On dark days, looks increasingly to me like this is already playing out in the US with the disappearance of the middle class.
The drivers of rising inequity in the US seem fairly simple. With globalization, capital has become mobile while labor remains tied to geography. So, capital investment flees high wage countries (US) and jobs follow. Asset income goes up, because capital is leveraged by cheaper labor and has good bargaining power among hungry host countries. There’s downward pressure on rich world wages, because with less capital per capita employed, the marginal productivity of labor is lower.
It’s not all bad for the rich world working class, because cheaper goods (WalMart) offset wage losses to some degree. If asset and wage income were uniformly distributed, there might even be a net benefit.
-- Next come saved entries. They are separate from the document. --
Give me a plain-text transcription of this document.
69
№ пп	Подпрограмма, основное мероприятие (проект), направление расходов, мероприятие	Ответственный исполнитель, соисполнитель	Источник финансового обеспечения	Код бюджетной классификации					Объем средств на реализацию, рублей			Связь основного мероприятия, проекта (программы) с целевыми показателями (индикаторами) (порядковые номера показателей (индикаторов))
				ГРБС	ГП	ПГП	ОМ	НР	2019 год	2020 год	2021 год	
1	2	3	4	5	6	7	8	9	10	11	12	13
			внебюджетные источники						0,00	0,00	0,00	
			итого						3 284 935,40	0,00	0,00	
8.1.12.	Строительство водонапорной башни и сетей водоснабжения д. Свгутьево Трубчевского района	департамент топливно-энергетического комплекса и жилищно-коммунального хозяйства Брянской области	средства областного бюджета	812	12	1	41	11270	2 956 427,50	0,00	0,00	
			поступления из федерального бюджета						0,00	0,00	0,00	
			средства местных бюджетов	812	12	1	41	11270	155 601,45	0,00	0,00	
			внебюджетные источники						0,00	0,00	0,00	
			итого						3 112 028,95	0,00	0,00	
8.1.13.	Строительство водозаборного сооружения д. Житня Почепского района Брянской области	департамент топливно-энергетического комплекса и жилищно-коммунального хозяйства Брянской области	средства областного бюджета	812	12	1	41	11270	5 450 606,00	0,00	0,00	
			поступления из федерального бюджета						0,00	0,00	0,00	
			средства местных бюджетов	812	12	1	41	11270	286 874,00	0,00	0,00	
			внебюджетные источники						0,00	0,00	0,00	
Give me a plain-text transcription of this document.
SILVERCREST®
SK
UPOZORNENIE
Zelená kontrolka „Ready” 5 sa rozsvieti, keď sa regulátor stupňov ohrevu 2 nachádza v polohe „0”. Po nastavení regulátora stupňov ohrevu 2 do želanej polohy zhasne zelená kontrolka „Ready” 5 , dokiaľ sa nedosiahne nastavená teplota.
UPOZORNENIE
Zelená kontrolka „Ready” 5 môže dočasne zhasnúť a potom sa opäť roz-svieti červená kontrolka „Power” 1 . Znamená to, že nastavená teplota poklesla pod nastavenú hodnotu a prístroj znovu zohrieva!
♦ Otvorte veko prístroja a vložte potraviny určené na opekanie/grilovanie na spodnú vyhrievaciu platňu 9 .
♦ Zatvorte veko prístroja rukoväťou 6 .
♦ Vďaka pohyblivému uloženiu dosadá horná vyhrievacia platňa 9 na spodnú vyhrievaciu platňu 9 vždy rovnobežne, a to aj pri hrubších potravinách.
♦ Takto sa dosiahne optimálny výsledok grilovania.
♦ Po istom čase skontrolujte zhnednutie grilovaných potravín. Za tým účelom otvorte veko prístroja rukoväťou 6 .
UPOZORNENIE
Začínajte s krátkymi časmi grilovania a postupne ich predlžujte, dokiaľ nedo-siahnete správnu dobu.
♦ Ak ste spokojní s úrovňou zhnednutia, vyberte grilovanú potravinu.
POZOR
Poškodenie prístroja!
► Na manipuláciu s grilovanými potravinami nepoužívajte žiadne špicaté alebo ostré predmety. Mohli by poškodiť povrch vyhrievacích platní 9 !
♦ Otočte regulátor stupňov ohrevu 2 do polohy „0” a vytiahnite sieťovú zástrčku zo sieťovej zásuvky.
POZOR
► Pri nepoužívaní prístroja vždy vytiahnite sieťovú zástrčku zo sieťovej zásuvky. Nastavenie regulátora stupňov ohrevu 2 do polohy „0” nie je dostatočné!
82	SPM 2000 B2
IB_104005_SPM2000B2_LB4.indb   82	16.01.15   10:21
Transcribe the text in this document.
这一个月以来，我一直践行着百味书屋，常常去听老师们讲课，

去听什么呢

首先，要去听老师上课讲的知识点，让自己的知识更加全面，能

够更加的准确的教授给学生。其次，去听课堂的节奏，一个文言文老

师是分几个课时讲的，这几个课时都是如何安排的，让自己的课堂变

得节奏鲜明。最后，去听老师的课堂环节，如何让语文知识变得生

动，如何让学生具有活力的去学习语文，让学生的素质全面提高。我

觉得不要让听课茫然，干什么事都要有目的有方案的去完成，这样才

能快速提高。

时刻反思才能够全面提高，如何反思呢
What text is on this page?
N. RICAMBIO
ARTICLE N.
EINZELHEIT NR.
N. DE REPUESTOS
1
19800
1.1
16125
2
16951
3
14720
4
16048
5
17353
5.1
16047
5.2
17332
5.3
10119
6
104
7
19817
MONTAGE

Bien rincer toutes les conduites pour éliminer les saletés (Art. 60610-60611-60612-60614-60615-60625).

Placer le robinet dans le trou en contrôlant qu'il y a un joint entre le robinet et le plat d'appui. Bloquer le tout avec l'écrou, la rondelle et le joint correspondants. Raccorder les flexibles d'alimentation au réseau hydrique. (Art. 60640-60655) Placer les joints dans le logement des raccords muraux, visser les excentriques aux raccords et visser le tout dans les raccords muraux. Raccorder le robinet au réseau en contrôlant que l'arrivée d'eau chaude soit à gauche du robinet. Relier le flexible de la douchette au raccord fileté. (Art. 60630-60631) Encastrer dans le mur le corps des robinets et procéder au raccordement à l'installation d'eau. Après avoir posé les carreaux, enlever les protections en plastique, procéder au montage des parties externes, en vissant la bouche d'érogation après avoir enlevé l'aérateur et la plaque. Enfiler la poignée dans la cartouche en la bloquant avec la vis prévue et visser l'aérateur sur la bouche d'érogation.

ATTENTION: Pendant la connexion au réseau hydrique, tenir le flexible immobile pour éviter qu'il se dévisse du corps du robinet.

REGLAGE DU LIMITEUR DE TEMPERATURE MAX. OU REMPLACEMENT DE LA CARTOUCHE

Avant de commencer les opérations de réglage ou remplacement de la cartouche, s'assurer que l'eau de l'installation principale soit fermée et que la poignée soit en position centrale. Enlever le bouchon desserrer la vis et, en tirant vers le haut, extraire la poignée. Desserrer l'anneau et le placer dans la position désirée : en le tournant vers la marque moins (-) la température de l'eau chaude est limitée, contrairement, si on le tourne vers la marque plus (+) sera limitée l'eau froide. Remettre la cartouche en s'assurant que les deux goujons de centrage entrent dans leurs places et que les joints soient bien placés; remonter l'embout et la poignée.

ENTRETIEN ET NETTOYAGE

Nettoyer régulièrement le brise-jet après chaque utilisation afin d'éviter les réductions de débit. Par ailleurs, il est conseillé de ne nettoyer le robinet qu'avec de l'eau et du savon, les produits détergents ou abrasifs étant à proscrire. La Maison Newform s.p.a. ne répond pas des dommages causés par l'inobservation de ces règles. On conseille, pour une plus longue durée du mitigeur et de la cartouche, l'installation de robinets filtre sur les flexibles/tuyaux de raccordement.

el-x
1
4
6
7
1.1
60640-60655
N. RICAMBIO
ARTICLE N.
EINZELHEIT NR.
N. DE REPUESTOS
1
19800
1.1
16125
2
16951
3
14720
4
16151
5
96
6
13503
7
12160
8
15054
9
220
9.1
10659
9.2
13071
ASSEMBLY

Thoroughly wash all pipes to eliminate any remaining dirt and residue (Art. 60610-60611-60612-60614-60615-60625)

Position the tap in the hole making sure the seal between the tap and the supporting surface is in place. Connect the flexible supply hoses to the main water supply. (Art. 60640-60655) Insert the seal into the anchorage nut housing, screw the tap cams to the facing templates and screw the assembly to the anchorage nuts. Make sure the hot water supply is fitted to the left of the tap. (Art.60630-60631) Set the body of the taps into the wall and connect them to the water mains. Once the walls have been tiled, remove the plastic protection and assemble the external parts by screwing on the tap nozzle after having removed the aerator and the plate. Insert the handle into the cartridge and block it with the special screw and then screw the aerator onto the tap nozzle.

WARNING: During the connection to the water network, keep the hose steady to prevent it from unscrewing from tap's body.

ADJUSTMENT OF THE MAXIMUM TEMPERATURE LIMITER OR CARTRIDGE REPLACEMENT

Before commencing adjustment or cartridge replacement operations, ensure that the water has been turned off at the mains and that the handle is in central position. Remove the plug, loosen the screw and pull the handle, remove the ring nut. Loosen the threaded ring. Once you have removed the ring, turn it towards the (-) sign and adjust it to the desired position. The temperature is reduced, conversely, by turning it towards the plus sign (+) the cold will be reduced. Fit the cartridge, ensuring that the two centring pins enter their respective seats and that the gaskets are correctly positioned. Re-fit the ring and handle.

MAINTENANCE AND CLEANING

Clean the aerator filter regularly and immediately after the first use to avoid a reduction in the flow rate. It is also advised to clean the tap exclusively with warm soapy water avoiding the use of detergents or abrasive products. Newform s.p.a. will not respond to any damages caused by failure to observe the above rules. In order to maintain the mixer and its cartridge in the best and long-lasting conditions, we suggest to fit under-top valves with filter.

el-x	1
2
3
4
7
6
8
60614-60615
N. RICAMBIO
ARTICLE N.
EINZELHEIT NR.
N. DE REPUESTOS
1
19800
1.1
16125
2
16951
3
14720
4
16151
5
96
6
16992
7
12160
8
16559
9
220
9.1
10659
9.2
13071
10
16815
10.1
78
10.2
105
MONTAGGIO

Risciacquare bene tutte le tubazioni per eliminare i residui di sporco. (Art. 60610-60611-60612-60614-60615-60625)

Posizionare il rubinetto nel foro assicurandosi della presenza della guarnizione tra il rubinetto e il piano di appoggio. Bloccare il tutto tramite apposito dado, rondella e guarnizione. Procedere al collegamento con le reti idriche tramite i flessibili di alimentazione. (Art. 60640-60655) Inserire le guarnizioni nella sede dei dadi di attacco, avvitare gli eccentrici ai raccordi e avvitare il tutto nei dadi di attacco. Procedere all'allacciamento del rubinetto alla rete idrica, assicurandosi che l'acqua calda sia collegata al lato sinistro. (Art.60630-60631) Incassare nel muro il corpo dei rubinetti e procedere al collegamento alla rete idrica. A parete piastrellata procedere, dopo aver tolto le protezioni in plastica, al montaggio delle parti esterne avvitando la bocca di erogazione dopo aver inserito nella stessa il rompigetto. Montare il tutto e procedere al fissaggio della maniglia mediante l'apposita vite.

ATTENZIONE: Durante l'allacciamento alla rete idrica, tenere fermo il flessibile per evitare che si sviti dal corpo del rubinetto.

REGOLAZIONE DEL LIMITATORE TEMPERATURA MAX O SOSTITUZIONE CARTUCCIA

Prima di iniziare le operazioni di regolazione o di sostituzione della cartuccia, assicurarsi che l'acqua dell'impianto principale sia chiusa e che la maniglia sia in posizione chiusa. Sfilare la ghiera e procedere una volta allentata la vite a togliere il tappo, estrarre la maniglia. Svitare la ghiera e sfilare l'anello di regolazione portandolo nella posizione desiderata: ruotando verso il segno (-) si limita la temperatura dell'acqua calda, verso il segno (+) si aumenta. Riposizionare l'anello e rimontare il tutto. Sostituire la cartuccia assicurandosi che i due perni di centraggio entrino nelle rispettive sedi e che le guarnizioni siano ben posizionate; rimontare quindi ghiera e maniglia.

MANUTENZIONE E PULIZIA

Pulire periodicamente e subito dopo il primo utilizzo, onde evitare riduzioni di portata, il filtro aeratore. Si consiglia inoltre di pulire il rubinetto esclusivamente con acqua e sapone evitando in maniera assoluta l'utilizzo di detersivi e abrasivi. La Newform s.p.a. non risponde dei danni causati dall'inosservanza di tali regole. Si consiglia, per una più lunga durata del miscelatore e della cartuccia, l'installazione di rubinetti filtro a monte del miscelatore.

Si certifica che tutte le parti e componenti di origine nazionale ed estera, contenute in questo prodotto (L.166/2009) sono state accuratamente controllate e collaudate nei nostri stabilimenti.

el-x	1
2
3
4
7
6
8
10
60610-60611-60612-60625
However, asset income and wages aren’t uniformly distributed, so income disparity goes up. Pre-globalization, this wasn’t so noticeable, because there was an implicit deal, in which wage earners knew that, even if they didn’t own all the capital in their country, at least they’d be the beneficiaries of it in some sense through employment and trickle down. Free trade and mobile capital turns the deal into a divorce, which puts a sharp point on questions of property rights allocations that were never quite fair, and sows the seeds of future discontent among the losers.
So far, everyone appears to be committed to pursuing this thread to its logical conclusion. Probably most are unwitting participants; workers are as enthusiastic about offshoring of capital in their pension funds as are the captains of industry.
However, it seems to me that there are several corrosive effects. The asset-owning rich appear convinced that their windfall has arrived because they’re smart, that the misfortunes of the masses are due to laziness. Their incentive to invest in services like education for labor they don’t need is no longer palpable. Uneducated masses are easier to manipulate anyway. Meanwhile the masses are desperate (if misguided) to lower tax burdens in order to compete with offshore labor.
The ultimate effect seems likely to hollow out the human capital of the rich world, leaving only tycoons and serfs, with perhaps a few protected sectors of the economy (pilots for tycoons’ jets). But is that a plausible end-state for this game?
If I were an American tycoon endowed with a little enlightened self interest, I’d be worried about several ways things could go wrong:
- Increasing income disparity and loss of human capital cause a loss of civility at home, requiring wealthy enclaves to become desperate armed camps.
- Political turbulence abroad leads to loss of control of all that capital that went overseas.
- The global economy reaches such a vast physical scale that no amount of personal wealth provides adequate insulation against its side effects.
These outcomes could be triggered or amplified by financial or ecological stress. Even if you don’t care about equity or social justice per se, these possibilities seem like a great reason to invest in human and social capital at home and abroad.